57%: The Number Every Marketer Must Know

We marketers spend so much time on our marketing, we can be forgiven for thinking that it’s the first and last word about the brand.

Perhaps there was a time when this was more or less true. Not today.

Today, the conversation about brands, services and products is never more than a couple of clicks away. People have more tools than ever to find out what other people really think about the things we sell. Advertising is a smaller and smaller part of the conversation.

That’s why an integrated growth plan must start with the behaviors and beliefs of the audience. It needs to embrace the entire brand experience. The customer journey becomes the road map. By prioritizing the touch points with the greatest leverage, real results improvement can often be achieved in short order.

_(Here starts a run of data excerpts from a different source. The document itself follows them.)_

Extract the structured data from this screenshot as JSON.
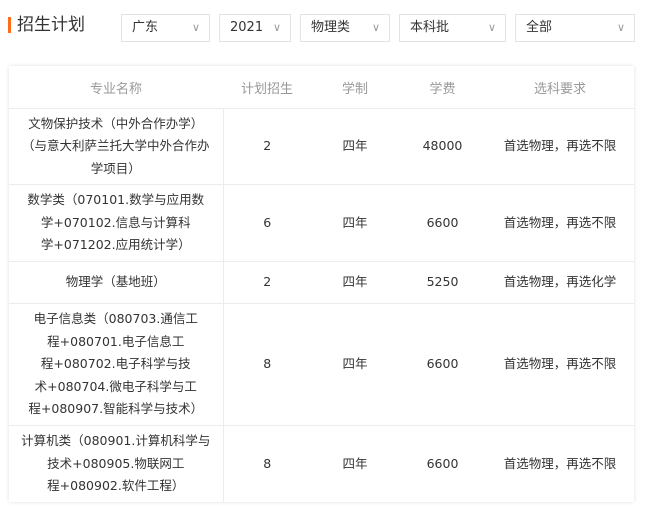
{
  "header": {
    "title": "招生计划"
  },
  "filters": [
    {
      "value": "广东",
      "icon": "chevron-down-icon"
    },
    {
      "value": "2021",
      "icon": "chevron-down-icon"
    },
    {
      "value": "物理类",
      "icon": "chevron-down-icon"
    },
    {
      "value": "本科批",
      "icon": "chevron-down-icon"
    },
    {
      "value": "全部",
      "icon": "chevron-down-icon"
    }
  ],
  "table": {
    "columns": [
      "专业名称",
      "计划招生",
      "学制",
      "学费",
      "选科要求"
    ],
    "rows": [
      {
        "major_lines": [
          "文物保护技术（中外合作办学）",
          "（与意大利萨兰托大学中外合作办",
          "学项目）"
        ],
        "plan": "2",
        "duration": "四年",
        "fee": "48000",
        "requirement": "首选物理，再选不限"
      },
      {
        "major_lines": [
          "数学类（070101.数学与应用数",
          "学+070102.信息与计算科",
          "学+071202.应用统计学）"
        ],
        "plan": "6",
        "duration": "四年",
        "fee": "6600",
        "requirement": "首选物理，再选不限"
      },
      {
        "major_lines": [
          "物理学（基地班）"
        ],
        "plan": "2",
        "duration": "四年",
        "fee": "5250",
        "requirement": "首选物理，再选化学"
      },
      {
        "major_lines": [
          "电子信息类（080703.通信工",
          "程+080701.电子信息工",
          "程+080702.电子科学与技",
          "术+080704.微电子科学与工",
          "程+080907.智能科学与技术）"
        ],
        "plan": "8",
        "duration": "四年",
        "fee": "6600",
        "requirement": "首选物理，再选不限"
      },
      {
        "major_lines": [
          "计算机类（080901.计算机科学与",
          "技术+080905.物联网工",
          "程+080902.软件工程）"
        ],
        "plan": "8",
        "duration": "四年",
        "fee": "6600",
        "requirement": "首选物理，再选不限"
      }
    ]
  }
}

So, what about the 57%? That’s the part of the buying process that a prospect typically engages in before they talk to someone from the company. The other 43% is important, but the whole 100% is where the winners play.

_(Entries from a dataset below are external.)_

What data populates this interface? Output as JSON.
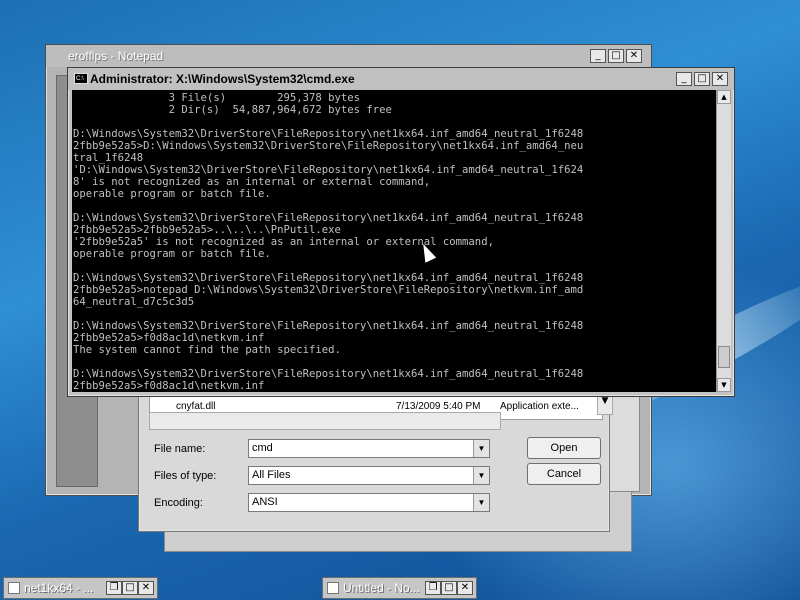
{
  "notepad": {
    "title": "erofflps - Notepad"
  },
  "cmd": {
    "title": "Administrator: X:\\Windows\\System32\\cmd.exe",
    "lines": [
      "               3 File(s)        295,378 bytes",
      "               2 Dir(s)  54,887,964,672 bytes free",
      "",
      "D:\\Windows\\System32\\DriverStore\\FileRepository\\net1kx64.inf_amd64_neutral_1f6248",
      "2fbb9e52a5>D:\\Windows\\System32\\DriverStore\\FileRepository\\net1kx64.inf_amd64_neu",
      "tral_1f6248",
      "'D:\\Windows\\System32\\DriverStore\\FileRepository\\net1kx64.inf_amd64_neutral_1f624",
      "8' is not recognized as an internal or external command,",
      "operable program or batch file.",
      "",
      "D:\\Windows\\System32\\DriverStore\\FileRepository\\net1kx64.inf_amd64_neutral_1f6248",
      "2fbb9e52a5>2fbb9e52a5>..\\..\\..\\PnPutil.exe",
      "'2fbb9e52a5' is not recognized as an internal or external command,",
      "operable program or batch file.",
      "",
      "D:\\Windows\\System32\\DriverStore\\FileRepository\\net1kx64.inf_amd64_neutral_1f6248",
      "2fbb9e52a5>notepad D:\\Windows\\System32\\DriverStore\\FileRepository\\netkvm.inf_amd",
      "64_neutral_d7c5c3d5",
      "",
      "D:\\Windows\\System32\\DriverStore\\FileRepository\\net1kx64.inf_amd64_neutral_1f6248",
      "2fbb9e52a5>f0d8ac1d\\netkvm.inf",
      "The system cannot find the path specified.",
      "",
      "D:\\Windows\\System32\\DriverStore\\FileRepository\\net1kx64.inf_amd64_neutral_1f6248",
      "2fbb9e52a5>f0d8ac1d\\netkvm.inf"
    ]
  },
  "dialog": {
    "file_row": {
      "name": "cnyfat.dll",
      "date": "7/13/2009 5:40 PM",
      "type": "Application exte..."
    },
    "file_name_label": "File name:",
    "file_name_value": "cmd",
    "files_of_type_label": "Files of type:",
    "files_of_type_value": "All Files",
    "encoding_label": "Encoding:",
    "encoding_value": "ANSI",
    "open_label": "Open",
    "cancel_label": "Cancel"
  },
  "taskbar": {
    "left_title": "net1kx64 - ...",
    "right_title": "Untitled - No..."
  },
  "controls": {
    "minimize": "_",
    "maximize": "□",
    "close": "✕",
    "restore": "❐"
  }
}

Plan the Total Customer Experience

Key #6 of 10 to Inspiring Action: 10 Keys to the Future of Marketing. Download our summary poster of the 10 Keys here.

One of my clients once told me about The Wall.

“The Wall” is what she called it.

“I’m squeezing my brain, my team, my budget and every hour of the day to build this thing, while all around us there are new services gaining market share with little or no advertising.

“My product is dated and it shows – yet I’m in my marketing silo and don’t have the power to change it.

“I know total marketing success requires a product that does a better job of selling itself, but what do I do without the power and the tools to make that happen?”

I told her that she wasn’t the only marketer facing The Wall. Yesterday, the best marketer with the deepest pockets won. Today, everyone is a click away from customer comments and reviews. That means the best customer experience wins.

Fortunately for my client and others like her, customer experience isn’t just about function. It’s not even primarily about function. It’s more about emotion and meaning. Which means that marketing is as much a part of a winning product as the product itself is.

My new client and I determined to work with our teams to do two things:

1) We would determine the emotional meaning of her brand.
2) We would use every lever, every touchpoint, to enhance that meaning.

We remade the aspects of customer experience that she could influence. And then we measured the results.

Based on those results, my client quickly developed the reputation of a “fixer” in her company. She was given responsibility for overseeing the website – effectively the core delivery of the product – in addition to marketing. Extending our insight about the emotional meaning of the brand deep into the customer journey yielded still greater incremental results.

Today, my client can work just about anywhere. Fortunately for us, she’s extremely happy and highly valued right where she is.